5. A tour above the suspended ceiling in the corridor between radiology and the clinic on 04/18/18 at 8:50 a.m. revealed there was a flexible metal conduit separated from the junction box, allowing wiring to be exposed.
6. A tour above the suspended ceiling on 04/18/18 at 9:22 a.m. revealed there was a junction box cover missing above the Radiology Manager's desk.
7. A tour above the suspended ceiling on 04/18/18 at 9:29 a.m. revealed there was a wire exiting a junction box between the cover and box and then wrapped around the conduit in the emergency department corridor.
8. A tour above the suspended ceiling on 04/18/18 at 9:11 a.m. revealed there was electric wiring open ended without the correct termination, allowing conductors to be exposed near the radiology sleep room.
9. The Facilities Director and Environmental Services Coordinator were both present on 04/18/18 and agreed the aforementioned deficiencies would need to be corrected.
Tag No.: K0912
Based on observation and staff interview it was determined the facility failed to provide ground fault circuit interrupters within six (6) feet of a sink. Facility census 1.
Findings include:
1. A facility tour on 04/17/18 at 10:30 a.m. revealed there were three (3) receptacles within six (6) feet of a sink in the food preparation line lacking ground fault protection.
2. The Environmental Services Coordinator was present on 04/17/18 and agreed the aforementioned citations would need to be corrected.
Tag No.: K0914
Based on document review and staff interview it was determined the facility failed to maintain and test electrical receptacles at patient bed locations in accordance with National Fire Protection Association 101. Facility census 1.
Findings include:
1. Document review on 04/16/18 at 1:50 p.m. revealed receptacle testing was incomplete. All areas must be tested annually and damaged receptacles must show replace/retest.
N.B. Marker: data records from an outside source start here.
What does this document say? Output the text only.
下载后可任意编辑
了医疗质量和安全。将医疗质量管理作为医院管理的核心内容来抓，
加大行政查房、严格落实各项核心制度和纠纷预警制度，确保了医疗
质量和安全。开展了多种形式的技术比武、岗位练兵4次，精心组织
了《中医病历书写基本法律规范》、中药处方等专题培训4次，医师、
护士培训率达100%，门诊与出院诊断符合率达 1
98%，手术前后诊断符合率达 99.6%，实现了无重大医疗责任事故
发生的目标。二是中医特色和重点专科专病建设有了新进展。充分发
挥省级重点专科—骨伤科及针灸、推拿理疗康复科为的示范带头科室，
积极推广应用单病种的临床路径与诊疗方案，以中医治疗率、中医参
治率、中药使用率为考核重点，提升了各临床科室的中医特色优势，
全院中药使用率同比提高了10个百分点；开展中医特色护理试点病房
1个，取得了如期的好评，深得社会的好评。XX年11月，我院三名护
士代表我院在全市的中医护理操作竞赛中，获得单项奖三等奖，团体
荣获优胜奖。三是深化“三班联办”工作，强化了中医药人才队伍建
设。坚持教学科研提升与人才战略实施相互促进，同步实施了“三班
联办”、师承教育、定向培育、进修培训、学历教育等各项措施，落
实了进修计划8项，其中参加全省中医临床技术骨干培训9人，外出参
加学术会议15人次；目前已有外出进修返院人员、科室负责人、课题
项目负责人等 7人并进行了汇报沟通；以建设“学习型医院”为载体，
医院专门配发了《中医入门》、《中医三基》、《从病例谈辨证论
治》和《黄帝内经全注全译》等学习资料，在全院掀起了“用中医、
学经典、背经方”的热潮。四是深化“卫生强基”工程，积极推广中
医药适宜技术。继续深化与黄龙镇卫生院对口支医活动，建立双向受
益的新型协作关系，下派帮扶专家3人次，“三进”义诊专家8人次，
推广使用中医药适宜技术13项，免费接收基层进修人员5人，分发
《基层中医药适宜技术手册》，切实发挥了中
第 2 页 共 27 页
2. The Facilities Director was present on 04/16/18 and agreed the aforementioned deficiency would need to be corrected.
Tag No.: K0921
Based on document review and staff interview it was determined the facility failed to complete electrical testing for portable patient-care related equipment. Facility census 1.
Findings include:
1. Document review on 04/16/18 at 2:02 p.m. revealed the facility could not provide evidence of electrical safety testing for all patient-care related equipment.
2. The Facilities Director was present on 04/16/18 and agreed the aforementioned deficiency would need to be corrected.